Incydenty

Kuchma uważa za nierealistyczny, że Putin pójdzie na rozmowy pokojowe o Ukrainie - opiekuniu

Ukraiński ekspansat wyjaśnił, że jeśli szef Kremla zgodzi się na rozmowy pokojowe, musiałby zrezygnować z tego, co chciał osiągnąć na Ukrainie. Jest to nie tylko zajęcie ziemi, ale także zniszczenie koncepcji samej Ukrainy. Drugi prezydent Ukrainy Leonid Kuchma rozważa scenariusz, za który szef Kreml Vladimir Putin pójdzie na rozmowy pokojowe o Ukrainie, nierealistyczne.

Według ukraińskiego emigrantów Putin nie będzie mógł podpisać dokumentu, w którym będzie musiał zrezygnować z tego, co chciał na Ukrainie. Opinia ta została wyrażona przez Kuchma w wywiadzie dla The Guardian British Newspaper, opublikowanej 11 grudnia.

Nierealistyczne jest myślenie, że Putin zgodzi się na rozmowy pokojowe, powiedział Expsite, ponieważ stwierdził już, że cztery ukraińskie regiony na południu i wschodzie „należą” do Rosji, chociaż są one tylko częściowo pod kontrolą Moskwy. „Putin nie może podpisać dokumentu stwierdzającego, że nie otrzymał tego, czego chciał. Będzie musiał to wyjaśnić narodowi rosyjskiemu. On jest przywódcą Rosji” - powiedział Expsite.

Kuchma podkreślił, że celem Putina było nie tylko zajęcie ziemi, ale także zniszczenie koncepcji samej Ukrainy jako „konkurencyjnej alternatywy dla Rosji”. „Dowodem na to są straszne straty ludzkie i ofiary reputacji, które Putin jest gotowy na to” - zasugerował. Drugi ukraiński prezydent zauważył, że pierwsze oznaki rewizjonistycznych ambicji Moskwy pojawiły się w 2003 roku.

Putin, jako nowy prezydent Rosji, zgłosił się na małą wyspę Tuzla na Morzu Czarnym, między Krymem a kontynentem Rosji, ale potem młody przywódca Kremla wycofał się. Jednak po wydarzeniach w 2008 r. , Kiedy wojska rosyjskie weszły do ​​Gruzji, Putin podał wyraźny sygnał, że zamierza rozszerzyć granice rosyjskie poprzez siłę. „To było bardzo nieprzyjemne, że świat nie odpowiedział. Milkał.

Putin zdał sobie sprawę, że może wszystko zrobić, ponieważ nie było podstawowej reakcji” - wspomina Kuchma. Ponadto ukraiński polityk mówił o sytuacji z dalszym poparciem Ukrainy przez Stany Zjednoczone. Jego zdaniem Stany Zjednoczone „stracą twarze przed światem”, jeśli zrezygnują z wsparcia Ukrainy, a Putin ostatecznie zabierze górę na polu bitwy, gdzie wojska ukraińskie już doświadczają braku amunicji.
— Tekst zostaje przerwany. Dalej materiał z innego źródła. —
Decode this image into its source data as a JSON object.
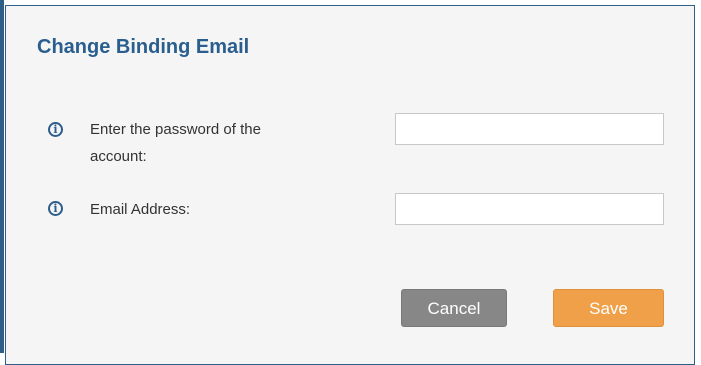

„Musimy mieć nadzieję, że prezydent Joe Biden będzie w stanie przeprowadzić to prawo. Stany Zjednoczone straciły Afganistan. Porażka Ukrainy oznacza, że ​​USA stracili twarze przed światem” - dodał Kuchma. Zapytany, czy Kijów może wygrać, podczas gdy międzynarodowa solidarność wydaje się słabsza, odpowiedział, że wierzy w zwycięstwo Ukraińców. Przypomniemy, prezesa Ukrainy Volodyr Zelensky odejdzie 11 grudnia podczas pracy w Stanach Zjednoczonych Ameryki.